27.11.2014
Gene versus Lebenswandel
Die bei einer Paarung aktivierten Gene des Weibchens
reagieren viel stärker auf den Lebenswandel des Männchens, als
auf seine Gene. Das hat ein Wissenschaftlerteam aus Deutschland
und Großbritannien unter Leitung des neu an die TU Dresden
berufenen Open-Topic-Professors Klaus Reinhardt gezeigt. Die
Ergebnisse ihrer Studie an Bettwanzen sind auch für den
Menschen interessant.
„Weibchen müssen möglichst gesunden Nachwuchs produzieren und
wählen deshalb zwischen den Spermien verschiedener Männchen
aus. Bisher wurde deshalb angenommen, dass Weibchen die
Spermien aufgrund ihrer genetischen Zusammensetzung
beurteilen", sagt Prof. Reinhardt. Genetische Variabilität
innerhalb von Populationen ist eine Grundvoraussetzung der
Evolution.
Die Forscher untersuchten das Verhalten bei der berüchtigten
Bettwanze. Den Lebenswandel der männlichen Tiere beeinflussten
sie, indem sie einige davon sexuell enthaltsam leben ließen.

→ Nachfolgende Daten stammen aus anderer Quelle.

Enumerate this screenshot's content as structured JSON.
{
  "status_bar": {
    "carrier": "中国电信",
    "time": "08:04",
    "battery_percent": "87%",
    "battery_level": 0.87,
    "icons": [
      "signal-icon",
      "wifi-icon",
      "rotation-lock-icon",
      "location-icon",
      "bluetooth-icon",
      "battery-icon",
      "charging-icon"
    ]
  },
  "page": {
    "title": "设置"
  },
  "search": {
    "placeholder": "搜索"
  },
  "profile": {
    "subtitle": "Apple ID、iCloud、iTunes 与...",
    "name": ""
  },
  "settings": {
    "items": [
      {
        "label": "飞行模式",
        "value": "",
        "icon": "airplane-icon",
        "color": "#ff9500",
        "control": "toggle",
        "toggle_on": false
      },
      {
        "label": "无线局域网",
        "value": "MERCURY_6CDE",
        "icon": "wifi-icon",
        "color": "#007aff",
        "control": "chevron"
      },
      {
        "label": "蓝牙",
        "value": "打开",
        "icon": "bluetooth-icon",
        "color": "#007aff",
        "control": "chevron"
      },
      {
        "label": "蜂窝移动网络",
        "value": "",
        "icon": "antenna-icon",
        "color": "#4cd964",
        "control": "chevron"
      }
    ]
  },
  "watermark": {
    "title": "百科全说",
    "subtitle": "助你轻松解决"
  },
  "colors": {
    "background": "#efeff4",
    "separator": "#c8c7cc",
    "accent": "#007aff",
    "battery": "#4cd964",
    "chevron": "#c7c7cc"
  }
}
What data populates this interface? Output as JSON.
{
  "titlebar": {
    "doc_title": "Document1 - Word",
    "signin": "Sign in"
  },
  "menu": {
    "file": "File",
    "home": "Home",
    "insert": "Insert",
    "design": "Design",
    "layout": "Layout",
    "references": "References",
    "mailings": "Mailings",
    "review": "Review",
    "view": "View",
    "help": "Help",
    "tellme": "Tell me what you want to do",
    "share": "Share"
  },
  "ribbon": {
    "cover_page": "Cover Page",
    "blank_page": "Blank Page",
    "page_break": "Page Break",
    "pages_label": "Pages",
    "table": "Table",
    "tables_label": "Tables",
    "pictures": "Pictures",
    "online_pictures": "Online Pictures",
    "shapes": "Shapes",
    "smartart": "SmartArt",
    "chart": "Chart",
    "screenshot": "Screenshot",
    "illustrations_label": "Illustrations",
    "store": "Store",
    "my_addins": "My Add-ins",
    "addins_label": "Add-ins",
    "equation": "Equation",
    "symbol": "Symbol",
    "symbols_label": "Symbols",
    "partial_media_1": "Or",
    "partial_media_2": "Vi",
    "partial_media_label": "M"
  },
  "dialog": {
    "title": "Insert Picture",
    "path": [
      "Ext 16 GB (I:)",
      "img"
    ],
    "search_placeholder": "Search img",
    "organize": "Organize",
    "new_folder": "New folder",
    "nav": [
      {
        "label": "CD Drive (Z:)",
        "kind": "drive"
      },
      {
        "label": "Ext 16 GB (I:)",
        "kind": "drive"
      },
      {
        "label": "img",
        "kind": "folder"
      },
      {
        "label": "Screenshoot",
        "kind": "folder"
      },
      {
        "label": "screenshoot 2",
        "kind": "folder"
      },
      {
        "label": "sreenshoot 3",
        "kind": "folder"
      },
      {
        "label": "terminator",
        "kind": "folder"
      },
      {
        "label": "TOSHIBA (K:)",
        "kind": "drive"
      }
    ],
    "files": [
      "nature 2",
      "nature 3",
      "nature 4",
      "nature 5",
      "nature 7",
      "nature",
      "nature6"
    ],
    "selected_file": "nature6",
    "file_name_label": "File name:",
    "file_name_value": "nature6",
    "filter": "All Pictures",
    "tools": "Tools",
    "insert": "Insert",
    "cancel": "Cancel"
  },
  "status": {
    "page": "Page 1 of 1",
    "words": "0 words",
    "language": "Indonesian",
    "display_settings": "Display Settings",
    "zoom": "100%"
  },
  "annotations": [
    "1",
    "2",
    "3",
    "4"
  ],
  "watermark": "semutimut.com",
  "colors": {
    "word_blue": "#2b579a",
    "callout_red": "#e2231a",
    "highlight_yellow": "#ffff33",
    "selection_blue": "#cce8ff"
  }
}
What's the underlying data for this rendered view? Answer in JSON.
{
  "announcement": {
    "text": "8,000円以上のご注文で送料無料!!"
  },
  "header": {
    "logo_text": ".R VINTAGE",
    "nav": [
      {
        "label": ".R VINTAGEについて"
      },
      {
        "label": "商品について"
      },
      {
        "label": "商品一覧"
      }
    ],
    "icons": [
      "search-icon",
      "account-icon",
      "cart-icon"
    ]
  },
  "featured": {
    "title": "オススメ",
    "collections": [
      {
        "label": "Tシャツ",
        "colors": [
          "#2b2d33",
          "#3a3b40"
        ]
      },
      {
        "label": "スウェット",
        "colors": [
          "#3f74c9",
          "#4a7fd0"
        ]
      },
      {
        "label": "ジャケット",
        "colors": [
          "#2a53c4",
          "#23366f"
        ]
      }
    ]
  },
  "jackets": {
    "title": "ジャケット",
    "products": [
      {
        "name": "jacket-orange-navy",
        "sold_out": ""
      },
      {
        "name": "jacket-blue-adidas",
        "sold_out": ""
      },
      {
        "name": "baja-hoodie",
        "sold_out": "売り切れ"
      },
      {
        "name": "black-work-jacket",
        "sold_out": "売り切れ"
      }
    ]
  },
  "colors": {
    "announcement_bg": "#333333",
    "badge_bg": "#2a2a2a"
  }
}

Ihre Spermien waren dadurch älter als die ihrer Artgenossen,
die sich regelmäßig paaren durften. Die Genanalyse bei den
Weibchen nach der Paarung zeigte, dass das Alter der Spermien
einen deutlich größeren Effekt auf die Aktivierung bestimmter
Gene hatte, als der Genotyp der Männchen.
Die Unterscheidung von Lebenswandel und Genen ist deshalb
wichtig, weil die Evolution nur dann auf die Spermien wirken
kann, wenn ihre Eigenschaften in deren Genen verankert sind.
Dass Weibchen die Spermien offenbar eher nach ihrem Alter oder
Umwelteinflüssen als aufgrund ihrer genetischen Identität
beurteilen, hat auch eine Bedeutung für den Menschen.
„Männliche Gene sind keine guten Indikatoren für die
Fruchtbarkeit eines Mannes“, sagt Klaus Reinhardt. „Deshalb
zeigt unsere Studie auch, dass wir den Lebenswandel noch
stärker berücksichtigen müssen, wenn es um die männliche
Unfruchtbarkeit geht.“
Die Untersuchungsergebnisse wurden online in der
Fachzeitschrift „Behavioural Ecology“ veröffentlicht: „Female
transcriptomic response to male genetic and non-genetic
ejaculate variation“
http://beheco.oxfordjournals.org/content/early/2014/11/19/beheco.aru209.full?keytype=ref&ijkey=BlMcju8Zy5zVN68
A male bedbug (Cimex lectularius) traumatically inseminates a female one.